Per esempio, l'equinozio di primavera, da cui discendeva la data della Pasqua, era passato dal 21 marzo all'11 marzo. 
Si decise di intervenire e il Pontefice, che era la più alta autorità europea, ed aveva molto prestigio, fece iniziare degli studi ad un gruppo di studiosi, capitanati da un certo Lilio. Dopo diversi anni di calcoli accurati e di controlli incrociati, gli scienziati stabilirono che, per sistemare la correzione inesatta di Giulio Cesare, che aveva trascurato quella frazione (in altre parole, ogni quattro anni aveva corretto troppo), bisognava operare un energico taglio di giorni, per l'esattezza dieci, e raccordare il calendario civile, usato per le occorrenze pratiche dell'uomo, a quello astronomico, determinato dal movimento della Terra attorno al Sole, il movimento cosiddetto "di rivoluzione".
Inoltre, per evitare che in futuro si ripetesse questo errore - l'anno bisestile continuava ad esistere, e la correzione continuava ad essere inesatta - venne stabilito che ogni 400 anni saltassero tre anni bisestili: così si correggeva, quasi del tutto, l'errore dell'arrotondamento.

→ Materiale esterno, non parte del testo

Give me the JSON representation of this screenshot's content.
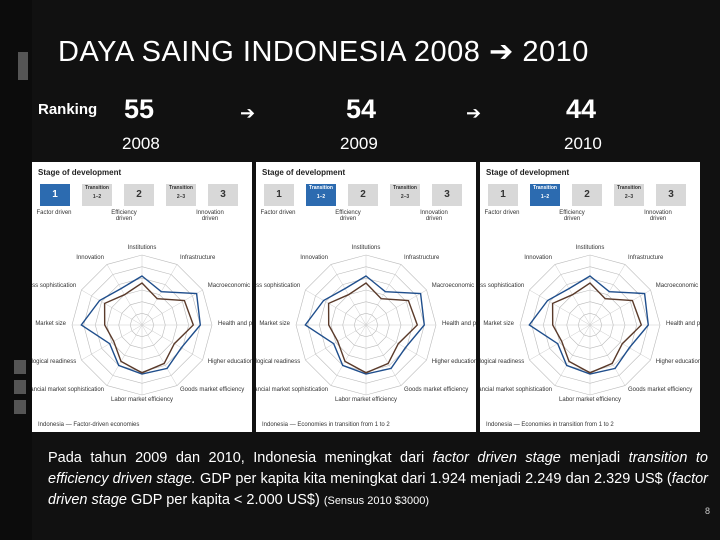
{
  "title": {
    "prefix": "DAYA SAING INDONESIA 2008",
    "arrow": "➔",
    "suffix": "2010"
  },
  "ranking": {
    "label": "Ranking",
    "items": [
      {
        "rank": "55",
        "year": "2008"
      },
      {
        "rank": "54",
        "year": "2009"
      },
      {
        "rank": "44",
        "year": "2010"
      }
    ],
    "arrow": "➔"
  },
  "panels": [
    {
      "title": "Stage of development",
      "stages": [
        {
          "n": "1",
          "active": true
        },
        {
          "n": "Transition\n1–2",
          "active": false
        },
        {
          "n": "2",
          "active": false
        },
        {
          "n": "Transition\n2–3",
          "active": false
        },
        {
          "n": "3",
          "active": false
        }
      ],
      "stage_labels": [
        "Factor driven",
        "Efficiency driven",
        "Innovation driven"
      ],
      "legend": "Indonesia — Factor-driven economies"
    },
    {
      "title": "Stage of development",
      "stages": [
        {
          "n": "1",
          "active": false
        },
        {
          "n": "Transition\n1–2",
          "active": true
        },
        {
          "n": "2",
          "active": false
        },
        {
          "n": "Transition\n2–3",
          "active": false
        },
        {
          "n": "3",
          "active": false
        }
      ],
      "stage_labels": [
        "Factor driven",
        "Efficiency driven",
        "Innovation driven"
      ],
      "legend": "Indonesia — Economies in transition from 1 to 2"
    },
    {
      "title": "Stage of development",
      "stages": [
        {
          "n": "1",
          "active": false
        },
        {
          "n": "Transition\n1–2",
          "active": true
        },
        {
          "n": "2",
          "active": false
        },
        {
          "n": "Transition\n2–3",
          "active": false
        },
        {
          "n": "3",
          "active": false
        }
      ],
      "stage_labels": [
        "Factor driven",
        "Efficiency driven",
        "Innovation driven"
      ],
      "legend": "Indonesia — Economies in transition from 1 to 2"
    }
  ],
  "radar_axes": [
    "Institutions",
    "Infrastructure",
    "Macroeconomic stability",
    "Health and primary education",
    "Higher education and training",
    "Goods market efficiency",
    "Labor market efficiency",
    "Financial market sophistication",
    "Technological readiness",
    "Market size",
    "Business sophistication",
    "Innovation"
  ],
  "caption": {
    "p1": "Pada tahun 2009 dan 2010, Indonesia meningkat dari ",
    "i1": "factor driven stage",
    "p2": " menjadi ",
    "i2": "transition to efficiency driven stage.",
    "p3": " GDP per kapita kita meningkat dari 1.924 menjadi 2.249 dan 2.329 US$ (",
    "i3": "factor driven stage",
    "p4": " GDP per kapita < 2.000 US$)",
    "census": "(Sensus 2010 $3000)"
  },
  "page_number": "8"
}
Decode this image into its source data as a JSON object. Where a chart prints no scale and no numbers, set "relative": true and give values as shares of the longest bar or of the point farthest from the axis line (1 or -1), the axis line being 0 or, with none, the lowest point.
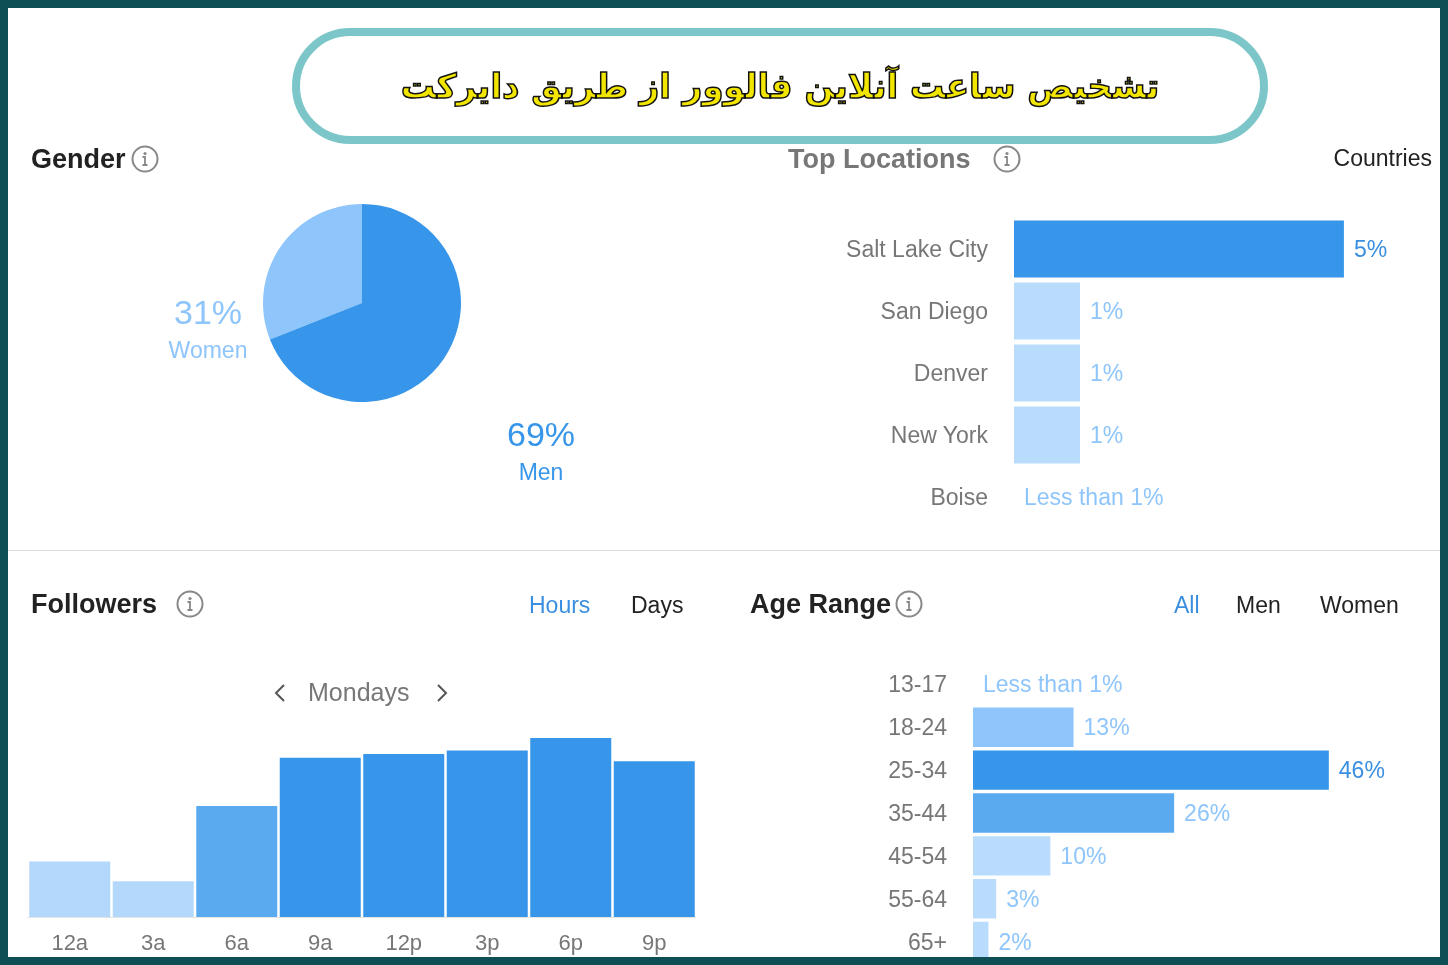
{
  "chart_data": [
    {
      "type": "other",
      "title": "تشخیص ساعت آنلاین فالوور از طریق دایرکت"
    },
    {
      "type": "pie",
      "title": "Gender",
      "categories": [
        "Women",
        "Men"
      ],
      "values": [
        31,
        69
      ],
      "colors": [
        "#8ec5fb",
        "#3796ea"
      ],
      "value_labels": [
        "31%",
        "69%"
      ]
    },
    {
      "type": "bar",
      "orientation": "horizontal",
      "title": "Top Locations",
      "annotations": [
        "Countries"
      ],
      "categories": [
        "Salt Lake City",
        "San Diego",
        "Denver",
        "New York",
        "Boise"
      ],
      "values": [
        5,
        1,
        1,
        1,
        0
      ],
      "colors": [
        "#3796ea",
        "#b9dcfd",
        "#b9dcfd",
        "#b9dcfd",
        "#b9dcfd"
      ],
      "value_labels": [
        "5%",
        "1%",
        "1%",
        "1%",
        "Less than 1%"
      ]
    },
    {
      "type": "bar",
      "relative": true,
      "title": "Followers",
      "annotations": [
        "Hours",
        "Days",
        "Mondays"
      ],
      "categories": [
        "12a",
        "3a",
        "6a",
        "9a",
        "12p",
        "3p",
        "6p",
        "9p"
      ],
      "values": [
        0.31,
        0.2,
        0.62,
        0.89,
        0.91,
        0.93,
        1,
        0.87
      ],
      "colors": [
        "#b3d8fc",
        "#b3d8fc",
        "#5aaaf0",
        "#3796ea",
        "#3796ea",
        "#3796ea",
        "#3796ea",
        "#3796ea"
      ]
    },
    {
      "type": "bar",
      "orientation": "horizontal",
      "title": "Age Range",
      "annotations": [
        "All",
        "Men",
        "Women"
      ],
      "categories": [
        "13-17",
        "18-24",
        "25-34",
        "35-44",
        "45-54",
        "55-64",
        "65+"
      ],
      "values": [
        0,
        13,
        46,
        26,
        10,
        3,
        2
      ],
      "colors": [
        "#b9dcfd",
        "#8ec5fb",
        "#3796ea",
        "#5aaaf0",
        "#b9dcfd",
        "#b9dcfd",
        "#b9dcfd"
      ],
      "value_labels": [
        "Less than 1%",
        "13%",
        "46%",
        "26%",
        "10%",
        "3%",
        "2%"
      ]
    }
  ]
}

Per rendere le cose più semplici, e operare contemporaneamente una correzione diluita nel tempo, si pensò di saltare gli anni bisestili che dovevano cadere negli anni "secolari" (quelli che terminano con due zeri), ma che contemporaneamente non fossero "divisibili esattamente per 400".
Per esempio, l'anno secolare 1600, che seguì di lì a poco, rimase bisestile, come era previsto dal calendario giuliano (era infatti esattamente divisibile per il numero 400), mentre gli anni 1700, 1800 e 1900 non lo furono. Come tutti ricordano, il 2000 è stato un anno bisestile (è divisibile esattamente per 400, senza resto), mentre il 2100, il 2200, e il 2300 non lo saranno.
Così ogni 400 anni si avevano tre anni bisestili in meno.
Poco più di cento anni fa, dall'anno bisestile 1896 si saltò al bisestile 1904 (otto anni di assenza).
Come dicevo prima, rimane una piccola correzione da fare: un giorno di differenza fra più di tremila anni.
Un altro piccolo, piccolissimo terremoto nel calendario, non paragonabile a quello del 1582 (un mese di 21 giorni, un anno di 355 giorni).

Il presentatore Scotti, leggendo la nota che gli appariva sul monitor, ha però detto (senza sua colpa) che i giorni tolti furono dal 4 ottobre al 15 ottobre (anzichè dal 5 al 14 ottobre). Ebbene, se li contate, i giorni dal 4 al 15 sono dodici, e non dieci!
Piccolo lapsus scusabilissimo degli "autori" della popolare trasmissione.